1.1.1. Para os eleatas, o movimento, a mudança e a variedade das coisas e tudo o queapreendemos com os sentidos é ilusório.

1.1.2. A matéria é contínua; logo não pode haver movimento.

2. Grécia ANTIGA

2.1. Leucipo de Abdera (ativo em meados do século V a.C)

2.1.1. Acreditava na evidência dos sentidos e, consequentemente, na realidade do movimento dos corpos

2.1.2. Para que haja movimento, a matéria não pode ser contínua, portanto ela deve ser constituída por partículas, ou princípios

2.1.3. Os primeiros princípios de que se constitui a matéria são partículas fundamentais, os “átomos” (discute-se se o nome “átomos”, ou “indivisíveis”, teria sido cunhado por Leucipo ou por Demócrito).

2.1.4. Os átomos, além de indivisíveis, são também sólidos, compactos e podem ter inúmeros formatos. Diferentes combinações de diferentes átomos dão origem à variedade de coisas no mundo.

2.2. DEMÓCRITO (~460-370 a.C.)

2.2.1. Para Demócrito, nada é criado do nada e nada é destruído para o nada.
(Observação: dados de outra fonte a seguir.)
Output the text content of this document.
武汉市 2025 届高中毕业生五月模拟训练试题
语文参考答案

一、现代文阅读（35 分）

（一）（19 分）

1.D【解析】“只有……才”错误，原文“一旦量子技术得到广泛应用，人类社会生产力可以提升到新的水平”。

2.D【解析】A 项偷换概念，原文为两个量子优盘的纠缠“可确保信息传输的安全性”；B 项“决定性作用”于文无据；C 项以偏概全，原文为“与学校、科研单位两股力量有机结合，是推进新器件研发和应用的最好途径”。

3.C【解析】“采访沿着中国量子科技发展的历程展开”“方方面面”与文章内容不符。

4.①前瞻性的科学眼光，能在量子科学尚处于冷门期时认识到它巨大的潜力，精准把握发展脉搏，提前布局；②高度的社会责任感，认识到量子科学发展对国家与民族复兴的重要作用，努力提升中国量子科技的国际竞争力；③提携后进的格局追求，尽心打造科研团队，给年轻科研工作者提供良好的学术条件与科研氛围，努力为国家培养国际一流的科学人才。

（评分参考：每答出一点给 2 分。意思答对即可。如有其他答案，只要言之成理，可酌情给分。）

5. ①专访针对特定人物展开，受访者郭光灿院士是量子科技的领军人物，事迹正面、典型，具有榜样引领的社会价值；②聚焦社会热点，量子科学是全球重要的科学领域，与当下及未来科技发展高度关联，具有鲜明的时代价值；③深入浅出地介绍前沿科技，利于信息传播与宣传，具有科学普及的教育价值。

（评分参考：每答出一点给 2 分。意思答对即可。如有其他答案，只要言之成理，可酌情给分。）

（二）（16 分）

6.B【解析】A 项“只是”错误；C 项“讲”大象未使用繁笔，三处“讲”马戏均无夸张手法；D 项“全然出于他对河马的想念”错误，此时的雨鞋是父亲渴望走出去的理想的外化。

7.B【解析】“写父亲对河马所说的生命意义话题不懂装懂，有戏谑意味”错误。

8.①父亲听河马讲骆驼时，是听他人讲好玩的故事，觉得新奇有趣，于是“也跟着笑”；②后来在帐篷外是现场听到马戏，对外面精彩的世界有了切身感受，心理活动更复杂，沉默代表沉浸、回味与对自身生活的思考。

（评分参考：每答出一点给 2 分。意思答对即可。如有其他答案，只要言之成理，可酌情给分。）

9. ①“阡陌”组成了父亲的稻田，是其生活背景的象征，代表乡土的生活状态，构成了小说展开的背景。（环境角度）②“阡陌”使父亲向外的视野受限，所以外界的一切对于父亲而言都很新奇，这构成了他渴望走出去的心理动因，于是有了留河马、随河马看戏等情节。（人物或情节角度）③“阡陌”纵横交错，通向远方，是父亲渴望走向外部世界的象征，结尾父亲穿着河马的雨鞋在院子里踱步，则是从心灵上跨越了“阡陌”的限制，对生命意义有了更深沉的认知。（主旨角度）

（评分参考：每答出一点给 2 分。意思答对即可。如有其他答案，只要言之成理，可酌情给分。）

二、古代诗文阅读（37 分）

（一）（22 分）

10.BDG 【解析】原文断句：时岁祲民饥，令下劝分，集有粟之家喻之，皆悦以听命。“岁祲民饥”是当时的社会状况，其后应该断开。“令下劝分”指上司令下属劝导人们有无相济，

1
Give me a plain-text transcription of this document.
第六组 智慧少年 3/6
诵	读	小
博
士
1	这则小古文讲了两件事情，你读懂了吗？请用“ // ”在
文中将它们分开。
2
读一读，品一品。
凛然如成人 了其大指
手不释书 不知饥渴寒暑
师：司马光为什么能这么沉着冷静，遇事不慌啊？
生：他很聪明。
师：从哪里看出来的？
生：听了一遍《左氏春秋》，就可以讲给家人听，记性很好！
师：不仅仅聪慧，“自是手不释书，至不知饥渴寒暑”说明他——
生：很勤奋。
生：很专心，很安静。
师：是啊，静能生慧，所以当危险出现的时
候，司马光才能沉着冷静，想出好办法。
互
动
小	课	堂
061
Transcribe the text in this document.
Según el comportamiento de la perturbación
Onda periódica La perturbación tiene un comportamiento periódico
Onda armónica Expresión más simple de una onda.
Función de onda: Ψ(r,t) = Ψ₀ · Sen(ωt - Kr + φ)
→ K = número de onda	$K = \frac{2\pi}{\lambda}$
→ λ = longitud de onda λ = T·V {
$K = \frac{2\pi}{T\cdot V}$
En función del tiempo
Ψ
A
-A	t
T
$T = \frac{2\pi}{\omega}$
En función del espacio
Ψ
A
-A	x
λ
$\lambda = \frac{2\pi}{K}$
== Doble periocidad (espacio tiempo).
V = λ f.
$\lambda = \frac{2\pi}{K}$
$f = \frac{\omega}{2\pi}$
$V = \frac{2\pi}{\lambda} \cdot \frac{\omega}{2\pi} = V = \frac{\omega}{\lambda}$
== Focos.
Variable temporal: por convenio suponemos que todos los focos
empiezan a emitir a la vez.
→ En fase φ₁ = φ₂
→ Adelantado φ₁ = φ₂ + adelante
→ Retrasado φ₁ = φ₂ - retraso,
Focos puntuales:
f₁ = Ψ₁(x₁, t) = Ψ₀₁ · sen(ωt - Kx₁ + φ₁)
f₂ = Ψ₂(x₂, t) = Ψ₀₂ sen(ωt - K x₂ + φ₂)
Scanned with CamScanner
2.2.2. Esta é uma expressão prematura do princípio conservação da matéria, o qual, em sua versão quantitativa, viria a ser explicitado por Lavoisier ao final do século XVIII.

2.2.3. Demócrito acreditava que os átomos, em adição às características já assinaladas, também eram inquebráveis, tinham peso e participavam da constituição de todos os corpos, os quais tinham cada qual seu tipo de átomo.

2.3. Aristóteles (384-322 a.C.)

2.3.1. Os corpos são constituídos de matéria, mas também de atributos imateriais.

2.3.2. A principal objeção de Aristóteles à teoria atômica de Leucipo e Demócrito é sua incapacidade de explicar a mudança nas substâncias, as transformações químicas, como diríamos hoje.

2.3.3. Se existem átomos para cada tipo de substância, não há possibilidade de transformações químicas, o que evidentemente se choca com a evidência.

2.4. Epicuro de Samos (342/1-271/0 a.C.)

2.4.1. A filosofia epicurista revive o atomismo, ao admitir que toda sensação é um movimento de átomos resultando do contato entre corpos materiais.

3. Em Lucrécio (Roma, 100/94-55 a.C.), a teoria atômica é retomada e expressa em verso, num longo poema intitulado De Rerum Natura (Da Natureza das Coisas)

4. Durante a Idade Média e o Renascimento, todavia, o materialismo da teoria atômica e a oposição de Aristóteles, elevado à condição de principal filósofo das universidades e da cristandade ocidental, tornaram a teoria inaceitável, chegando a ser considerada herética.

5. Com a efervescência cultural da Revolução Científica, as possibilidades de existência de vácuo e de átomos voltaram a ser temas de grande importância.